Le città di Barcellona, Girona e Blanes diventano il pretesto geografico (e tematico) per la ricostruzione della genesi di un universo narrativo la cui proposta espressiva è stata elaborata con meticolosa coerenza durante tutta una vita. A questo proposito, il ridimensionamento dell’opposizione tra il poeta e il narratore guida l’intero percorso espositivo: i quaderni cartonati Miquelrius, riempiti con una grafia minuta e ordinata, testimoniano l’intenzione manifesta di scrivere romanzi fin dai primissimi mesi in Spagna, dove il lavoro di cesellatura dell’io lirico nei componimenti poetici va di pari passo con la scrittura di una prosa abitata da personaggi che, a posteriori, paiono averle scritte loro, quelle poesie, complice il fatto che la maggior parte di tali figure sono proiezioni autobiografiche o alter ego degli amici più intimi dell’autore.




 
Con la stessa cura con cui annotava frasi puntuali all’interno dei manoscritti, su alcuni dei suoi quaderni Bolaño riproduceva, con pennarelli colorati, mappe di scene militari.
Tra le annotazioni compaiono brevi frasi perentorie rivolte a se stesso, a mo’ di promemoria per le pagine successive, che segnalano una virata repentina del punto di vista o la rottura della voce narrante, svelando così, nel bel mezzo di una trama dattiloscritta, le intenzioni autoriali, attraverso una formidabile stratificazione della scrittura non ancora digitale.

 

 

Le mappe militari invece, collocate nell’ultima sala espositiva, sembrano suggerire come la scrittura non avesse nulla a che fare con l’improvvisazione e la fortuna.
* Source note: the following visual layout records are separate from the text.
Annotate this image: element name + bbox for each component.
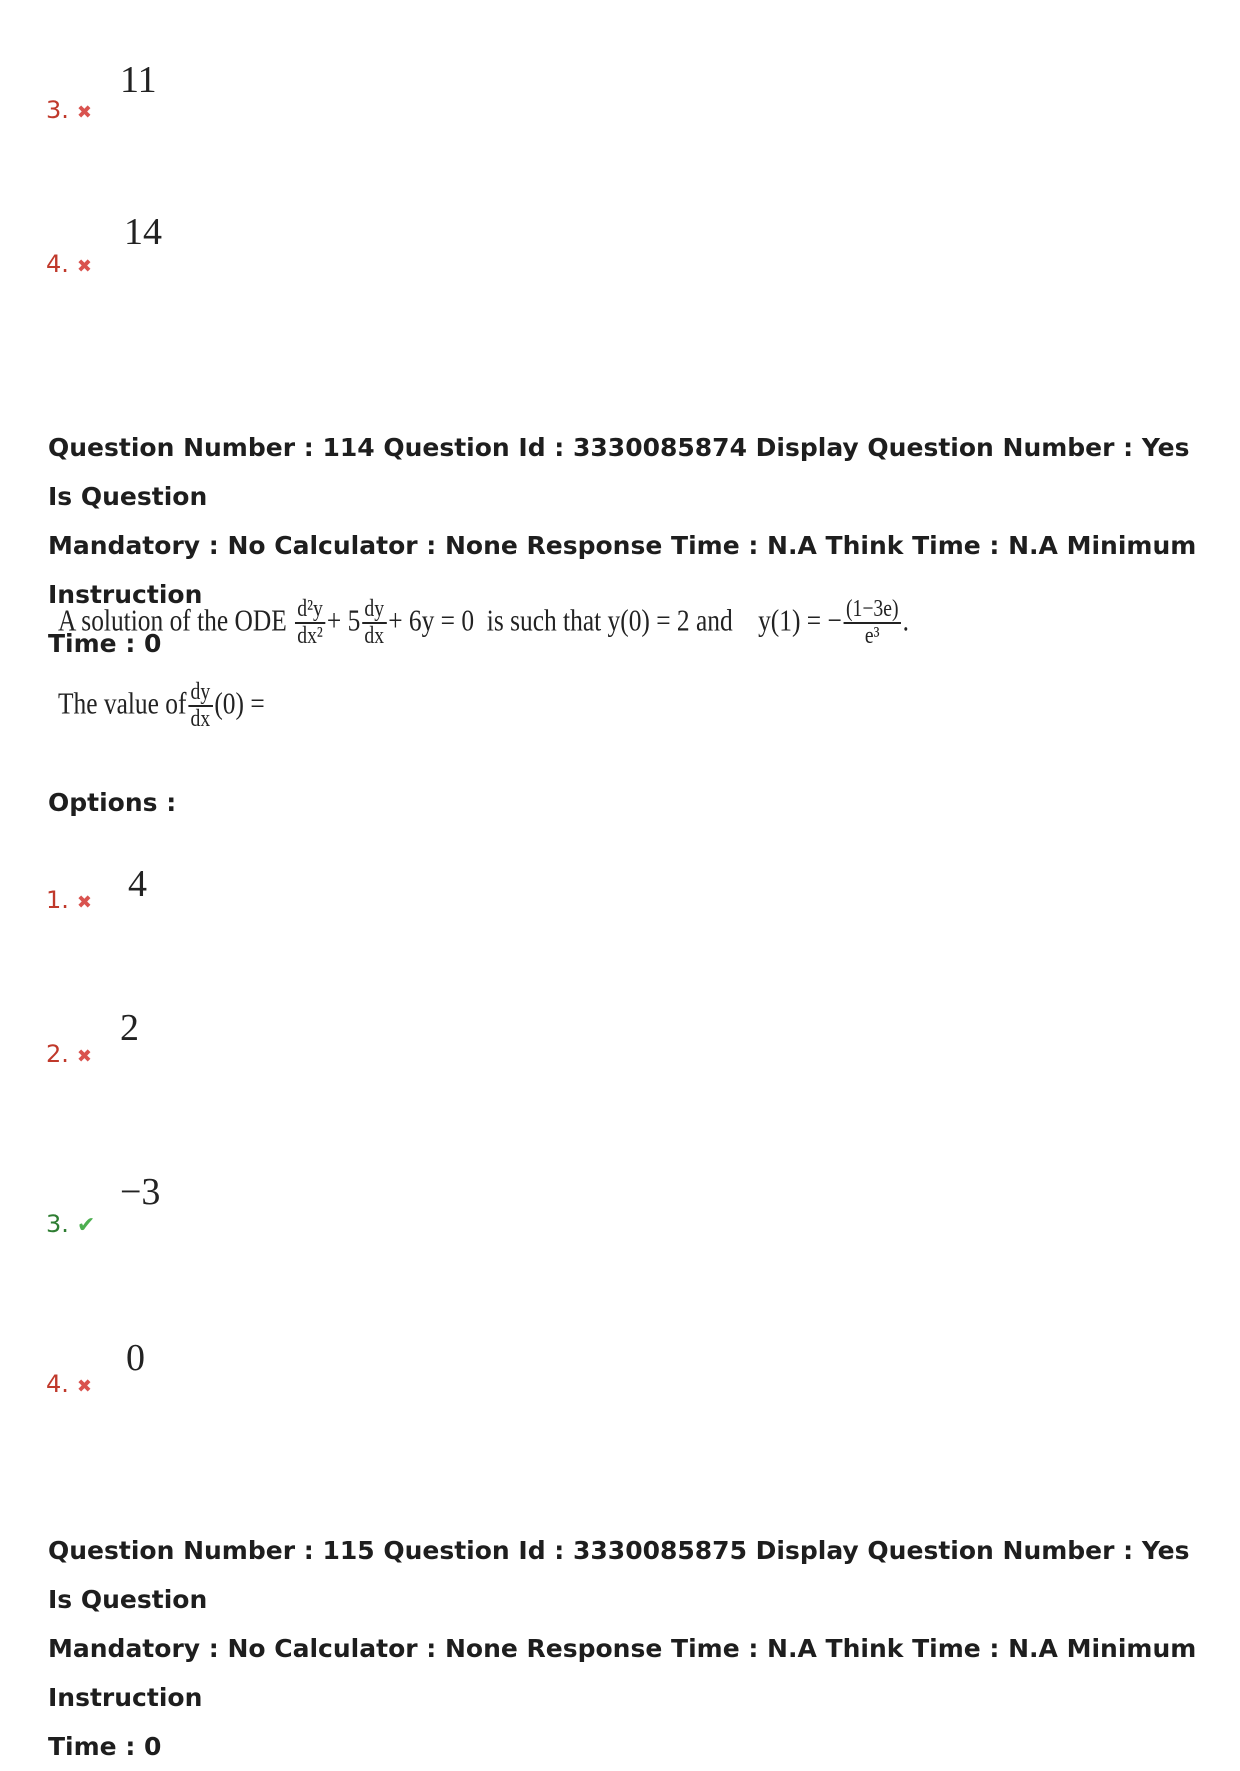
option-3-value: −3 [120, 1171, 161, 1213]
question-114-text-line1 [58, 597, 909, 649]
prev-option-4-value: 14 [124, 211, 162, 253]
option-number: 4. [46, 250, 69, 278]
question-114-text-line2 [58, 680, 265, 732]
option-1[interactable] [46, 886, 92, 914]
header-line: Question Number : 114 Question Id : 3330085874 Display Question Number : Yes Is Question [48, 433, 1190, 511]
header-line: Question Number : 115 Question Id : 3330085875 Display Question Number : Yes Is Question [48, 1536, 1190, 1614]
option-4[interactable] [46, 1370, 92, 1398]
option-2-value: 2 [120, 1007, 139, 1049]
check-icon: ✔ [76, 1213, 96, 1238]
header-line: Mandatory : No Calculator : None Response Time : N.A Think Time : N.A Minimum Instruction [48, 531, 1197, 609]
question-text: A solution of the ODE [58, 602, 287, 638]
cross-icon: ✖ [76, 1046, 92, 1067]
option-2[interactable] [46, 1040, 92, 1068]
question-text: (0) = [214, 685, 265, 721]
option-number: 3. [46, 96, 69, 124]
question-text: The value of [58, 685, 187, 721]
option-number: 3. [46, 1210, 69, 1238]
option-1-value: 4 [128, 863, 147, 905]
option-4-value: 0 [126, 1337, 145, 1379]
question-text: + 6y = 0 [388, 602, 475, 638]
header-line: Time : 0 [48, 1732, 162, 1761]
cross-icon: ✖ [76, 892, 92, 913]
prev-option-4[interactable] [46, 250, 92, 278]
second-derivative-fraction: $\frac{\text{d²y}}{\text{dx²}}$ [295, 597, 326, 649]
first-derivative-fraction: $\frac{dy}{dx}$ [362, 597, 387, 649]
options-label: Options : [48, 788, 177, 817]
cross-icon: ✖ [76, 1376, 92, 1397]
option-number: 2. [46, 1040, 69, 1068]
option-number: 4. [46, 1370, 69, 1398]
prev-option-3[interactable] [46, 96, 92, 124]
question-text: is such that y(0) = 2 and [486, 602, 733, 638]
question-text: . [902, 602, 910, 638]
header-line: Mandatory : No Calculator : None Response Time : N.A Think Time : N.A Minimum Instruction [48, 1634, 1197, 1712]
derivative-fraction: $\frac{dy}{dx}$ [188, 680, 213, 732]
question-115-header [48, 1526, 1208, 1771]
option-number: 1. [46, 886, 69, 914]
cross-icon: ✖ [76, 256, 92, 277]
question-text: y(1) = − [758, 602, 842, 638]
prev-option-3-value: 11 [120, 59, 157, 101]
boundary-value-fraction: $\frac{(1-3e)}{\text{e³}}$ [843, 597, 901, 649]
cross-icon: ✖ [76, 102, 92, 123]
question-text: + 5 [326, 602, 361, 638]
option-3[interactable] [46, 1210, 95, 1238]
header-line: Time : 0 [48, 629, 162, 658]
Al contrario. Nei suoi racconti, così come nei romanzi, Bolaño ha continuato a tracciare passaggi segreti per il fitto andirivieni di presenze, fantasmi e leitmotiv da un’opera all’altra, da un genere testuale all’altro, passaggi che gli hanno permesso di accedere a ciò che lui stesso, in un’intervista del 1998, ha definito come il paese di Extranjilandia, i cui abitanti sono tutti stranieri (extranjeros), anomali, marginali. E, mi si conceda, le nazioni qui non c’entrano nulla, perché la nostalgia per la propria terra ha più a che fare con il luogo che si vorrebbe occupare nel mondo.

 

 

Questo me lo dice Paola, mentre andiamo a piedi verso la pensione. Ci si confonde in continuazione – continua –  e nella confusione, la scrittura diventa comunque spazio restituito. Dove è lecito aspettarsi vie di fuga, penso io, mentre convinco il trolley ad aprirsi minacciandolo con il ginocchio puntato verso la serratura.